To Make Homemade Doughs
Dry or fresh yeast, as well as flours (whole wheat, spelt, rye and oats), always have cheap prices (less than € 2) and with these ingredients, you can make recipes for homemade bread, pizza doughs, or healthy cakes.
Rice and corn pancakes, despite being minimally processed, do not carry unhealthy ingredients and are inexpensive. Other inexpensive and healthy snacks are olives, puffed brown rice, applesauce, and nut cream, such as peanuts.
Nuts And Seeds In Bulk
The Mediterranean diet includes a variety of nuts and seeds, such as almonds, cashews, chestnuts, hazelnuts, pine nuts, pistachios, pumpkin seeds, sesame seeds, and sunflower seeds, and walnuts. Nuts and seeds are extraordinary sources of protein, nutrients, and omega-3 fatty acids, and have been linked to a reduced risk of cancer, heart disease, and diabetes.

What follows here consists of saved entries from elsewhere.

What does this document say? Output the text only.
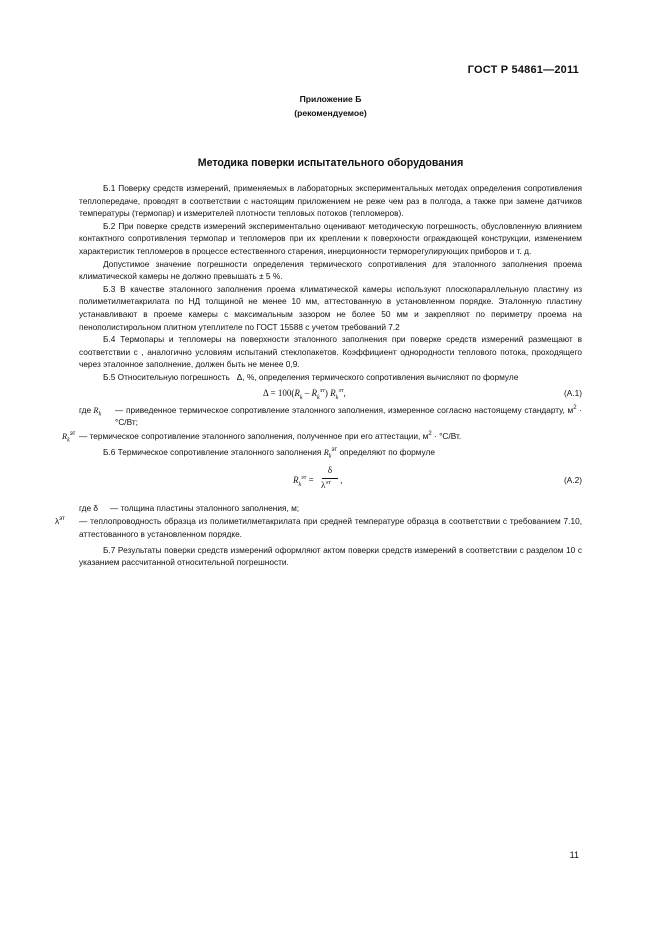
ГОСТ Р 54861—2011
Приложение Б
(рекомендуемое)
Методика поверки испытательного оборудования

Б.1 Поверку средств измерений, применяемых в лабораторных экспериментальных методах определения сопротивления теплопередаче, проводят в соответствии с настоящим приложением не реже чем раз в полгода, а также при замене датчиков температуры (термопар) и измерителей плотности тепловых потоков (тепломеров).

Б.2 При поверке средств измерений экспериментально оценивают методическую погрешность, обусловленную влиянием контактного сопротивления термопар и тепломеров при их креплении к поверхности ограждающей конструкции, изменением характеристик тепломеров в процессе естественного старения, инерционности терморегулирующих приборов и т. д.

Допустимое значение погрешности определения термического сопротивления для эталонного заполнения проема климатической камеры не должно превышать ± 5 %.

Б.3 В качестве эталонного заполнения проема климатической камеры используют плоскопараллельную пластину из полиметилметакрилата по НД толщиной не менее 10 мм, аттестованную в установленном порядке. Эталонную пластину устанавливают в проеме камеры с максимальным зазором не более 50 мм и закрепляют по периметру проема на пенополистирольном плитном утеплителе по ГОСТ 15588 с учетом требований 7.2

Б.4 Термопары и тепломеры на поверхности эталонного заполнения при поверке средств измерений размещают в соответствии с , аналогично условиям испытаний стеклопакетов. Коэффициент однородности теплового потока, проходящего через эталонное заполнение, должен быть не менее 0,9.

Б.5 Относительную погрешность Δ, %, определения термического сопротивления вычисляют по формуле

$\Delta = 100(R_k - R_k^{эт})$ $R_k^{эт}$,	(А.1)
где $R_k$	— приведенное термическое сопротивление эталонного заполнения, измеренное согласно настоящему стандарту, $м^2 \cdot ^\circ С/Вт$;

$R_k^{эт}$ — термическое сопротивление эталонного заполнения, полученное при его аттестации, $м^2 \cdot ^\circ С/Вт$.

Б.6 Термическое сопротивление эталонного заполнения $R_k^{эт}$ определяют по формуле

$R_k^{эт}$ =
δ
$\lambda^{эт}$ ,	(А.2)
где δ	— толщина пластины эталонного заполнения, м;

$\lambda^{эт}$ — теплопроводность образца из полиметилметакрилата при средней температуре образца в соответствии с требованием 7.10, аттестованного в установленном порядке.

Б.7 Результаты поверки средств измерений оформляют актом поверки средств измерений в соответствии с разделом 10 с указанием рассчитанной относительной погрешности.

11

However, buying packaged nuts and seeds can quickly raise the cost of purchasing. Instead, buy products in bulk, as you can often find big savings and buy only what you need.
Try sprinkling sunflower seeds on a salad, crushed nuts on roasted vegetables, or pistachios on a cereal-based dish, such as pilaf and couscous. And don’t forget that a handful of nuts can be a hearty and healthy snack.
Other Economic Products
Apple cider vinegar, unsweetened vegetable broth pills, mustard to flavor our dishes, gomasio (mixture of sea salt, sesame, and seaweed), sauerkraut, tofu blocks, textured soy, and spices such as curry powder.
In addition to these economical foods, all seasonal products, as well as local and proximity products, will be cheaper. It is also a good option to take advantage of weekly offers and promotions, buy larger quantities of food that we are going to consume and that is not perishable, as well as analyze the markets or supermarkets before leaving home, to assess what discounts they have for the week.